Sunday, 2 February 2014

Labour backbenchers are behaving like a bunch of quockerwodgers

Caroline Flint: a modern quockerwodger?
Today, I have come across this list of "obsolete" words that merit being revived.

These words at first glace appear quite comical, but like many words that have regrettably fallen out of use they actually enrich our language and increase our range of thought and expression.

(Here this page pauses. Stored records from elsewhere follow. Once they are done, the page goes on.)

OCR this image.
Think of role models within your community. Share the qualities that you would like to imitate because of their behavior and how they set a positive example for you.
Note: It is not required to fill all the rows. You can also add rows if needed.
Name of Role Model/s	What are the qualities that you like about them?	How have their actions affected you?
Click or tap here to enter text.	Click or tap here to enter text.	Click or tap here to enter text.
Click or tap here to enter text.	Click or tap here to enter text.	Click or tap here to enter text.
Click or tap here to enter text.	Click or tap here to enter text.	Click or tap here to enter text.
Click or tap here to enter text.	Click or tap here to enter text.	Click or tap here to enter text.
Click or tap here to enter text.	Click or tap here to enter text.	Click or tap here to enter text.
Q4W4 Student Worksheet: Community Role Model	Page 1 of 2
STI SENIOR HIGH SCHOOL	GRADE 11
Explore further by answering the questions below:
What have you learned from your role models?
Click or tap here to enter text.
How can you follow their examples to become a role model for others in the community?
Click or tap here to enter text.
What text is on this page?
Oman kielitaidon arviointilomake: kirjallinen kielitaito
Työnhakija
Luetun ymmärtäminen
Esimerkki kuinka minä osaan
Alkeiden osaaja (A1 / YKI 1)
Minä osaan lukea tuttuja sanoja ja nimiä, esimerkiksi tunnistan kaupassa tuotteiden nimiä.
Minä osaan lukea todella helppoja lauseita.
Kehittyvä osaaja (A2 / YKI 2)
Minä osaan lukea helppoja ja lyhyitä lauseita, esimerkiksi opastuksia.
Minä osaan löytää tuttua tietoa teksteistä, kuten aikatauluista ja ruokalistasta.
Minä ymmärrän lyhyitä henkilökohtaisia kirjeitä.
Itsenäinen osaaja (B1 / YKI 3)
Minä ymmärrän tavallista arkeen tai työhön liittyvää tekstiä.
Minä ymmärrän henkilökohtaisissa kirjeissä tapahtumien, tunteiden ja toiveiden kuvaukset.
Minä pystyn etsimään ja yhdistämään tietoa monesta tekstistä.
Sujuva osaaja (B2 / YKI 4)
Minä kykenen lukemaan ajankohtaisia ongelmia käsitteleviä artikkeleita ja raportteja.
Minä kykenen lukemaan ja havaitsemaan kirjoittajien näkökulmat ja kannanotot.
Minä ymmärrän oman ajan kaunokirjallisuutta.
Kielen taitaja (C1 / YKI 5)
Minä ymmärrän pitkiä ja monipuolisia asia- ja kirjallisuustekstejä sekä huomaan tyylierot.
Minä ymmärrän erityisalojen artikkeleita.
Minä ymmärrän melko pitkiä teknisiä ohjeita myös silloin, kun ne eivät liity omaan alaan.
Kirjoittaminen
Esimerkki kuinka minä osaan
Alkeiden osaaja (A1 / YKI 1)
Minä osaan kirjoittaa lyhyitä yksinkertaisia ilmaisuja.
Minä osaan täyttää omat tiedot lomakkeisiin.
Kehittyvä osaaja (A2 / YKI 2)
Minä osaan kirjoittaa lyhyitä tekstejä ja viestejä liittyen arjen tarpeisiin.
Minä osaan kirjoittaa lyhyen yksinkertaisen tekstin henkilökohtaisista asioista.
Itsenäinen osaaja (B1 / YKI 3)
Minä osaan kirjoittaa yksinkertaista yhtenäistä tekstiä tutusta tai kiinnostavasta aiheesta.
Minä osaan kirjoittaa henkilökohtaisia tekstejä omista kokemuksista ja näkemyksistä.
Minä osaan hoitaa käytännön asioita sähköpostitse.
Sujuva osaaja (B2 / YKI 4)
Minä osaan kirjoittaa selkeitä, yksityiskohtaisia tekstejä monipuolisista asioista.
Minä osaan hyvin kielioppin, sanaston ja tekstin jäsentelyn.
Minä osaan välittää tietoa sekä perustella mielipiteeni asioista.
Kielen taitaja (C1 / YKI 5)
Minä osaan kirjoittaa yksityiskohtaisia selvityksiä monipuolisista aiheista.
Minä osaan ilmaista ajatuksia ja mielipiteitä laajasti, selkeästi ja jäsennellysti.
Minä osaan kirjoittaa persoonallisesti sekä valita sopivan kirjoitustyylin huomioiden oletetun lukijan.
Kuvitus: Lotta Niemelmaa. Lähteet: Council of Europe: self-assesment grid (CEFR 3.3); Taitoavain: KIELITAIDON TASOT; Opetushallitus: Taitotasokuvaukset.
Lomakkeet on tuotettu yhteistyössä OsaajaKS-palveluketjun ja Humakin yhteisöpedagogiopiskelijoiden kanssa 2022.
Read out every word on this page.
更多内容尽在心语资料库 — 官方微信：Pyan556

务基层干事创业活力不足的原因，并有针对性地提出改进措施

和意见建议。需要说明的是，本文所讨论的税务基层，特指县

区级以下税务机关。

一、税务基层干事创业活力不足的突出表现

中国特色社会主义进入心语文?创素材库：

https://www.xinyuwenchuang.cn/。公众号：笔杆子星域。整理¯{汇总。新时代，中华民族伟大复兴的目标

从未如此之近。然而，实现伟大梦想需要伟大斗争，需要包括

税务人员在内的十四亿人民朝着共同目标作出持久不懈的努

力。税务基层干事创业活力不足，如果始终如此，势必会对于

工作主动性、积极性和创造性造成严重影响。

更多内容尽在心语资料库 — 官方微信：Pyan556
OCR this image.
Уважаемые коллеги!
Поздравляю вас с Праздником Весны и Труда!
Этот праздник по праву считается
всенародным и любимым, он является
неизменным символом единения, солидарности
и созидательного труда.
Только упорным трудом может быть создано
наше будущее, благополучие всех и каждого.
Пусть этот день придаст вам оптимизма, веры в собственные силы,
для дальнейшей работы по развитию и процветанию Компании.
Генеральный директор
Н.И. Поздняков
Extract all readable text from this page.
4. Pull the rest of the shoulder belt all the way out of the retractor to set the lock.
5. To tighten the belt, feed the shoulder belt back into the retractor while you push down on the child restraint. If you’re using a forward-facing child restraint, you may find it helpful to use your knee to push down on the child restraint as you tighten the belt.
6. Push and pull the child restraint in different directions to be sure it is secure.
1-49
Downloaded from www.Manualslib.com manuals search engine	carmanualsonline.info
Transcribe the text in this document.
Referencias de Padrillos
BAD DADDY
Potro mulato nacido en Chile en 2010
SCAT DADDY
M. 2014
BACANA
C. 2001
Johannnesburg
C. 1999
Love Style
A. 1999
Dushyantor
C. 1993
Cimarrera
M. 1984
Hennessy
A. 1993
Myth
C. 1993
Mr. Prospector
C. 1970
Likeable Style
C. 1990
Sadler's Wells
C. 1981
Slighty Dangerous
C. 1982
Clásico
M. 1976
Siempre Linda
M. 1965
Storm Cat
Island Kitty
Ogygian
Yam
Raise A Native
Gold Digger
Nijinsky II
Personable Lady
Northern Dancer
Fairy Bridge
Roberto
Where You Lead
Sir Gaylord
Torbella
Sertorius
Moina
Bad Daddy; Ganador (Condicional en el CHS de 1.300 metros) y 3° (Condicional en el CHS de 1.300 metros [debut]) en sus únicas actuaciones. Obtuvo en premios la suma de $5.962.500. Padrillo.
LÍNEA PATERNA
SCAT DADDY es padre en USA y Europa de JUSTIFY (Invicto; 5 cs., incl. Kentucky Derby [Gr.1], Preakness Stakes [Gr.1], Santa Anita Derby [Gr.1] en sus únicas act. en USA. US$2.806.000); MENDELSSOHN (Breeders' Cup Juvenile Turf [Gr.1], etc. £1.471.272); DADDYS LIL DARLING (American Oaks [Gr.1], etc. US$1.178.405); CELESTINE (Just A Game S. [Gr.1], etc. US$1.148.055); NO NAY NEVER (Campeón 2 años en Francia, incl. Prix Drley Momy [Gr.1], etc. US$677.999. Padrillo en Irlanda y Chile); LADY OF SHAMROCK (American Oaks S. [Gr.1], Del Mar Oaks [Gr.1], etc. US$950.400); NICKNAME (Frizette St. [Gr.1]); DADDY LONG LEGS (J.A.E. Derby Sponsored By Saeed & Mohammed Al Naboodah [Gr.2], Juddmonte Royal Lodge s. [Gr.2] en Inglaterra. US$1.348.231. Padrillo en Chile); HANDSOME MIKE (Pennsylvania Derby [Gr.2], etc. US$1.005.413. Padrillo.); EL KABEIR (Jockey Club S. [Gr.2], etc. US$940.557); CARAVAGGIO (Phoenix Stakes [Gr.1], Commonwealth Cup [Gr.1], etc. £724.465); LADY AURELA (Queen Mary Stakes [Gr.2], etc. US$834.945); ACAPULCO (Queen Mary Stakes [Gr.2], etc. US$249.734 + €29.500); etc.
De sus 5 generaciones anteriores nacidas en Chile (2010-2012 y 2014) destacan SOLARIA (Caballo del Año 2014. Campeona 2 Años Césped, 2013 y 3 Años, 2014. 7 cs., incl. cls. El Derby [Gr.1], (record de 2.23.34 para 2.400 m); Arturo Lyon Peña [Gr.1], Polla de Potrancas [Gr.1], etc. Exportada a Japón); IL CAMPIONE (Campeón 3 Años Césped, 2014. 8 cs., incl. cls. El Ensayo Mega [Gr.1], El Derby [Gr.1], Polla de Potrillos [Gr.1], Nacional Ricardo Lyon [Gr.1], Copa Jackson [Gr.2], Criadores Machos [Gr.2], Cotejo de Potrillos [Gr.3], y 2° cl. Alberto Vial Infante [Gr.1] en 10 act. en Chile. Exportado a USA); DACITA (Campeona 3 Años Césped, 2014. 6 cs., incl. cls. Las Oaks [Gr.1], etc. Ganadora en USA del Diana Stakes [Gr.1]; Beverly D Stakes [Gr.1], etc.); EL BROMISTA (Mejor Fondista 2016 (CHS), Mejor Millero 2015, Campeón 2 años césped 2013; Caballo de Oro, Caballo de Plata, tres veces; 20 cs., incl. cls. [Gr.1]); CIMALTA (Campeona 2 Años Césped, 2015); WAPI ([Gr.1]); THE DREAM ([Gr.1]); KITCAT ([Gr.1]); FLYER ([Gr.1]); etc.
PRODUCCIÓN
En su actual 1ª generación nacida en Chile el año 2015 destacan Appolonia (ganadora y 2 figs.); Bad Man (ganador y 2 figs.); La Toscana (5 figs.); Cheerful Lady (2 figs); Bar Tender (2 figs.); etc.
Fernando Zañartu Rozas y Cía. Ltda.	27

I'm not entirely convinced that all of these words are "obsolete" - I personally have used the word "groak" and "cockaloram" appears in Charles Kingsley's classic, "The Water Babies". But I grant that they're hardly in common usage, which is a great shame because I could just image Andrew Marr or Andrew Neil using some of these in an appropriate political context.

For example:

"I'm really sick of all these Tory hugger-muggers"
"By the look on Nick Clegg's face, you'd think he's just eaten some yellow snowbroth"
"I'm totally jargogled by UKIP's position on human rights"
"I've no time for all that twattle in the Daily Mail"
"Alistair Carmichael's eaten so much haggis at the Burns Supper, he's probably feeling a bit crapulous"
"Just look at Boris Johnson's ridiculous elflocks"
"Listening to the oratorical skills of Ed Davey totally gorgonzised me"
"That Jo Swinson is a bit of a snoutfair"
"Nicholas Soames has always been a bit of a jollux"
"Alex Salmond is most definitely a brabbler"
"I once saw Harold Wilson walking about London, lunting as usual"
"Nadine Dorries isn't half beef-witted"
"I wonder if Simon Hughes is a callipygian?"
"Labour backbenchers are behaving like a bunch of quockerwodgers"
"I know some Lib Dems who are really suffering from lethophobia"
"You might accuse Jacob Rees Mogg of being monsterful, but he definitely isn't a slubberdegullion"
"The Lib Dems' party conference is in Glasgow, so it's bound to be lumming as always"

Yes, such words should definitely be revived - if only to bring some colour to our political landscape!